A quantum liquid with deconfined fractional excitations in three dimensions

TL;DR

This paper provides numerical evidence for a three-dimensional quantum liquid phase supporting fractional excitations, demonstrating a Coulomb phase in a quantum dimer model on a diamond lattice.

Contribution

It is the first to explicitly show a 3D quantum liquid with deconfined fractional excitations in a concrete microscopic model.

Findings

Energy cost of separating fractional excitations vanishes in the liquid phase.

Spectrum matches the Coulomb phase in (3+1)D quantum electrodynamics.

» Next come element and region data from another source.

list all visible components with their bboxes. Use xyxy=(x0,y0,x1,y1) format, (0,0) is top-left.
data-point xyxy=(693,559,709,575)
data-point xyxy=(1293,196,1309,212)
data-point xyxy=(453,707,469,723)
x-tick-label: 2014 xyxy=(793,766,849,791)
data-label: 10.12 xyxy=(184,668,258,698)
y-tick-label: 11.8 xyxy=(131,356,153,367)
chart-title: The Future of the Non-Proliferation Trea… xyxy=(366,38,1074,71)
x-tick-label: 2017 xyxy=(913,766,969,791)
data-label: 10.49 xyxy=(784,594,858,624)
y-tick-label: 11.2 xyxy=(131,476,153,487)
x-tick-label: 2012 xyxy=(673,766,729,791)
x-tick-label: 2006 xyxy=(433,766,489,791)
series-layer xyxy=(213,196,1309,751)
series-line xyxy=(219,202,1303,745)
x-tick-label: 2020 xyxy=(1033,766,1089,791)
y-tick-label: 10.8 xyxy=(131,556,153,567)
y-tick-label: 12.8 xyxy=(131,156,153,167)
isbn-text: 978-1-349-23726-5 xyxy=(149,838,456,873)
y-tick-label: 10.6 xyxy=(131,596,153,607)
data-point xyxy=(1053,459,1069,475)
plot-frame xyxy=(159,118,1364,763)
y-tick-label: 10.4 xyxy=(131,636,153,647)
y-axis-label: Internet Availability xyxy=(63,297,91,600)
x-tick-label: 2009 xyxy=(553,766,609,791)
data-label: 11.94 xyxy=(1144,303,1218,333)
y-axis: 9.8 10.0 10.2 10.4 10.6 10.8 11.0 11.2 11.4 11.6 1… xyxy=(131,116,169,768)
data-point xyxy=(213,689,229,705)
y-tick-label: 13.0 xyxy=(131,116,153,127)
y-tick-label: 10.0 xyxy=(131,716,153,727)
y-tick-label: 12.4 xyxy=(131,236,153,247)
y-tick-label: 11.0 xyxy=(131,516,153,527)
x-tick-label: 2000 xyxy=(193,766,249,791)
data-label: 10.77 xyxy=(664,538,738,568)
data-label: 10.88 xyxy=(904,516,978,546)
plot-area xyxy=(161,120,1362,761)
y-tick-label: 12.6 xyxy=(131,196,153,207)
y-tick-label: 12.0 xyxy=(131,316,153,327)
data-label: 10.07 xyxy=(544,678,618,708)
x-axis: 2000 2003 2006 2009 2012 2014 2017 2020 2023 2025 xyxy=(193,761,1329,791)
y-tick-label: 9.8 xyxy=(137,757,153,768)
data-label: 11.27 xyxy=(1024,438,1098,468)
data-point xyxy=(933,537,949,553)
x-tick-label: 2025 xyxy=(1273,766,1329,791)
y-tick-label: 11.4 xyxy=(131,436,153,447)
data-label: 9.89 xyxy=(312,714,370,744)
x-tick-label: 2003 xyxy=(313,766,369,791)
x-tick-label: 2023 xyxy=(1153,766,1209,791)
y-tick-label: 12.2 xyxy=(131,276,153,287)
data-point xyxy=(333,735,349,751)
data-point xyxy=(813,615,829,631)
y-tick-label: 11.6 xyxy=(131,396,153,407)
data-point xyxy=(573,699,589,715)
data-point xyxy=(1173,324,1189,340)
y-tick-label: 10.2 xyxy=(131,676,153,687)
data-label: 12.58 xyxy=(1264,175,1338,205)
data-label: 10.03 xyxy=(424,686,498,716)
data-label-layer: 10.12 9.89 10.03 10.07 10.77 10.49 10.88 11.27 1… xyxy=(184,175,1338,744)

Supports the existence of fractional excitations in three dimensions.

Abstract

Excitations which carry "fractional" quantum numbers are known to exist in one dimension in polyacetylene, and in two dimensions, in the fractional quantum Hall effect. Fractional excitations have also been invoked to explain the breakdown of the conventional theory of metals in a wide range of three-dimensional materials. However the existence of fractional excitations in three dimensions remains highly controversial. In this Letter we report direct numerical evidence for the existence of a quantum liquid phase supporting fractional excitations in a concrete, three-dimensional microscopic model - the quantum dimer model on a diamond lattice. We demonstrate explicitly that the energy cost of separating fractional monomer excitations vanishes in this liquid phase, and that its energy spectrum matches that of the Coulomb phase in (3+1) dimensional quantum electrodynamics.